QUILCENE — Students at Quilcene School eat food prepared by their classmates for lunch, and much of it is either grown on campus or sourced locally.
It’s part of the school’s Career and Technical Education program, which teachers say has been used as a model for other districts across the region.
Across four periods throughout the day, students work side-by-side in the kitchen, making meals from scratch, said Veda Wilson, who teaches the class.
She said the skills that students learn will help them get jobs.
“Everybody works in food service at one time or another,” she said.
Students split into four groups, covering hot food, baking, dishes and the salad bar. Every two weeks, they switch positions and who they work with, whether they like it or not.
“You work with who you work with,” in real life, Wilson said.

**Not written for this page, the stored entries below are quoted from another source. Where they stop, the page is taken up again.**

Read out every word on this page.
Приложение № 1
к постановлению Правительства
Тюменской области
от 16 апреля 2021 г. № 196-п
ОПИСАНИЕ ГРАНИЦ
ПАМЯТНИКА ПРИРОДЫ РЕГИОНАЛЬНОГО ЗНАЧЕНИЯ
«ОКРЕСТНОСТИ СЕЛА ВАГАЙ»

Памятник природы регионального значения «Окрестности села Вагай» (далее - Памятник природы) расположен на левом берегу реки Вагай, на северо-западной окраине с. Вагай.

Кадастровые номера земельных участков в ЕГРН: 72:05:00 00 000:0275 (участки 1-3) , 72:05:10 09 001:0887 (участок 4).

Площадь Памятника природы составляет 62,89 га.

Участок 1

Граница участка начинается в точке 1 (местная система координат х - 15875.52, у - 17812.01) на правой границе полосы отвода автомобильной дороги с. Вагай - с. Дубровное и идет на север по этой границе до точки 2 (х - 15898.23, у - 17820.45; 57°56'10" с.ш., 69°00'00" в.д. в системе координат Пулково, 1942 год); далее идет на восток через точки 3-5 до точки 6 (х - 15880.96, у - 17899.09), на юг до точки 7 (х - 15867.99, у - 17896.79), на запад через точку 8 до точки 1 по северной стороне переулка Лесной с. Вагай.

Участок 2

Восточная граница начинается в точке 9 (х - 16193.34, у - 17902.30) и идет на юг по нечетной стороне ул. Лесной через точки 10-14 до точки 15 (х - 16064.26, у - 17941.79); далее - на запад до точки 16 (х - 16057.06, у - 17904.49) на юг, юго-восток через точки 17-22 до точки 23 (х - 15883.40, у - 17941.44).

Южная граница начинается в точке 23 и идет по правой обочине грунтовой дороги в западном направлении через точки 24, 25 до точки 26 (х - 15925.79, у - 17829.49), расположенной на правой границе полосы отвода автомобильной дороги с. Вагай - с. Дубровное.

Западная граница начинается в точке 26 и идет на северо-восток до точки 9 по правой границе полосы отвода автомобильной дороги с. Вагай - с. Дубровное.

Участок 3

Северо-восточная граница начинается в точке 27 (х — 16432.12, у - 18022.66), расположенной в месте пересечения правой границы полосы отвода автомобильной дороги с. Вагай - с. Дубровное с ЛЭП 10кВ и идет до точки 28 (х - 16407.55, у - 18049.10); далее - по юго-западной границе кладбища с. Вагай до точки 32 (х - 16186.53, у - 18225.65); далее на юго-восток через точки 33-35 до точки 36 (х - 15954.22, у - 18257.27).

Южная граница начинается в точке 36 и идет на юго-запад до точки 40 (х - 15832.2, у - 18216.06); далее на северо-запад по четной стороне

Students make most food from scratch, she said. That includes hamburger buns, rolls, Sloppy Joes, meat loaf, pie, cobbler and other dishes.

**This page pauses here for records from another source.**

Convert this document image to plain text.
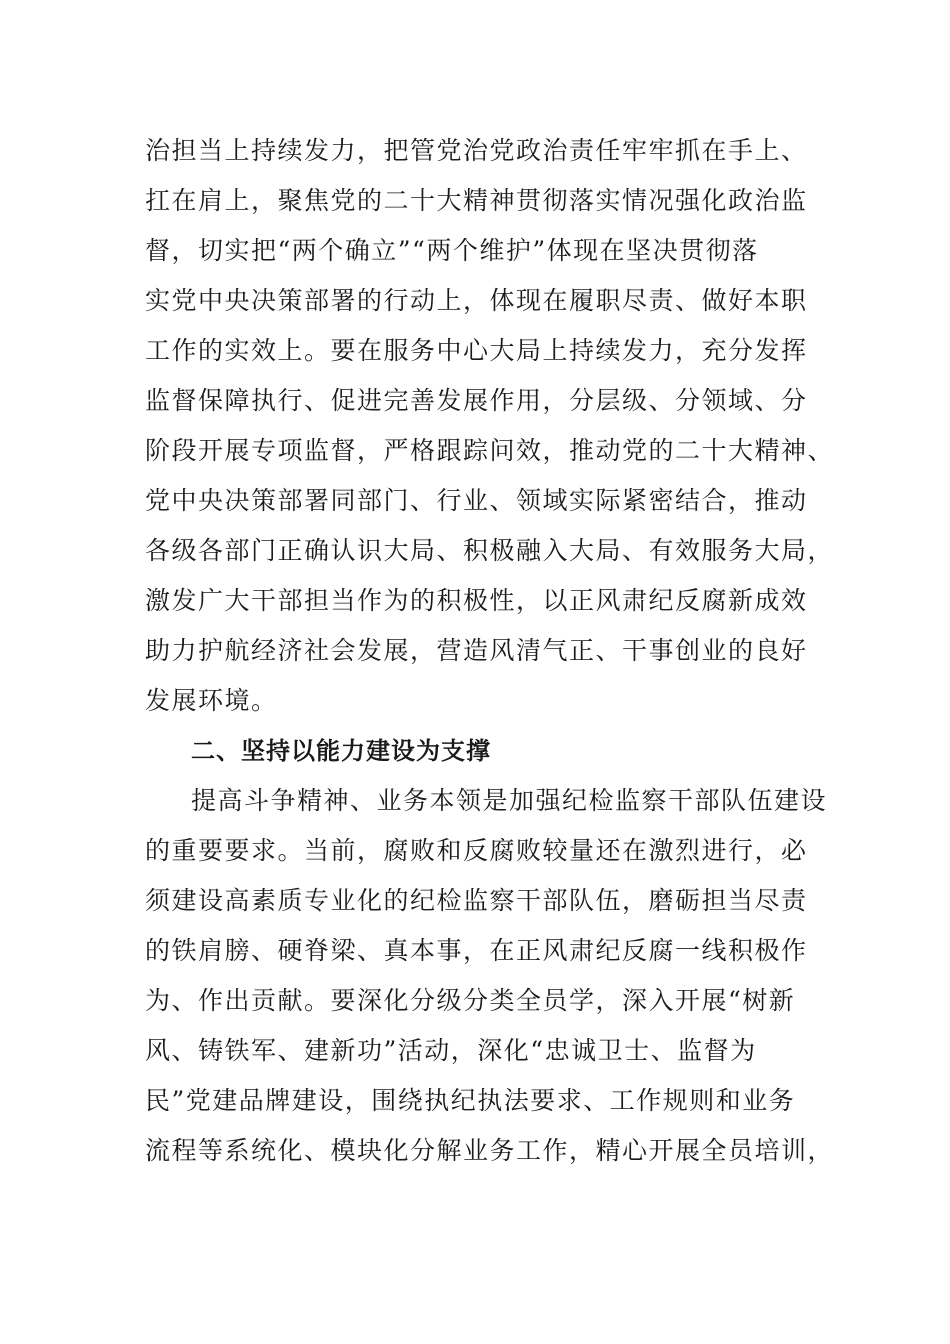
治担当上持续发力，把管党治党政治责任牢牢抓在手上、
扛在肩上，聚焦党的二十大精神贯彻落实情况强化政治监
督，切实把“两个确立”“两个维护”体现在坚决贯彻落
实党中央决策部署的行动上，体现在履职尽责、做好本职
工作的实效上。要在服务中心大局上持续发力，充分发挥
监督保障执行、促进完善发展作用，分层级、分领域、分
阶段开展专项监督，严格跟踪问效，推动党的二十大精神、
党中央决策部署同部门、行业、领域实际紧密结合，推动
各级各部门正确认识大局、积极融入大局、有效服务大局，
激发广大干部担当作为的积极性，以正风肃纪反腐新成效
助力护航经济社会发展，营造风清气正、干事创业的良好
发展环境。
二、坚持以能力建设为支撑
提高斗争精神、业务本领是加强纪检监察干部队伍建设
的重要要求。当前，腐败和反腐败较量还在激烈进行，必
须建设高素质专业化的纪检监察干部队伍，磨砺担当尽责
的铁肩膀、硬脊梁、真本事，在正风肃纪反腐一线积极作
为、作出贡献。要深化分级分类全员学，深入开展“树新
风、铸铁军、建新功”活动，深化“忠诚卫士、监督为
民”党建品牌建设，围绕执纪执法要求、工作规则和业务
流程等系统化、模块化分解业务工作，精心开展全员培训，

About once a week, the salad bar is filled with fresh veggies from the school’s garden. Students in kindergarten through sixth grade spend half an hour each week in the garden.
Meat, veggies and fruit is often sourced from farms across the North Olympic Peninsula.
When preparing meals, Wilson urges students not to waste any food.
“I drill into the kids that this program is funded by taxpayer money and we want to be very, very careful how we use that,” she said. “We rarely throw anything away.”
One of the students, Allanah Carron, an 11th-grade exchange student from Suriname, said the program has been eye-opening.
She cooked before taking the class, but didn’t pay attention to important parts of cooking, she said.
Before taking the class, she didn’t know what temperature she needed to cook meat to.
“I just cooked it and ‘OK, I’m done,’ ” she said.
Carron said she likes the program because it teaches every aspect of working in a kitchen.
“You get to bake, you get to cook and you get to do dishes — even if you don’t like it,” she said. “I like the variety and that you get to learn how to do everything in the kitchen.”
Principal Sean Moss said that he knew about the program before starting at Quilcene School, but after seeing students in action he realized how amazing a program it is.
“I’ve seen a lot of CTE programs, but never one specifically in the kitchen to where students are used to prepare school lunches on a daily basis,” he said.
“Coming in I knew about the program, however I couldn’t have envisioned how well it is run and how it runs at a higher level than other kitchens with fully professional staff.”
He credits Wilson with how smoothly the kitchen runs and how much students enjoy the class.
“If you have a chance to be here during lunch and see how exciting everything is, it goes beyond just serving food,” he said. “You’ll see Veda interacting with all the elementary kids who are quiet as a mouse listening to her. It forms a sense of community.”
While students work in the kitchen, students in another CTE class — taught by Sue Bettinger — are getting hands-on experience with graphic design and Microsoft programs. She also has taught such classes as personal finance.
The students in her graphic design class are learning Adobe Illustrator and other programs using the latest technology, she said.
“We try to mirror [the real world] as much as possible,” she said.
Just before Christmas break, students unboxed new Wacom tablets that allow them to draw on the computer using a pen instead of a mouse.
“Some of us were crying,” one of the students said.
She also heads the work-based learning program that allows students to earn credit for work or volunteer experience.
“I want all the students to do it because it’s great,” she said. “Even if they get CTE credits here, it’s great to get real-world experience.”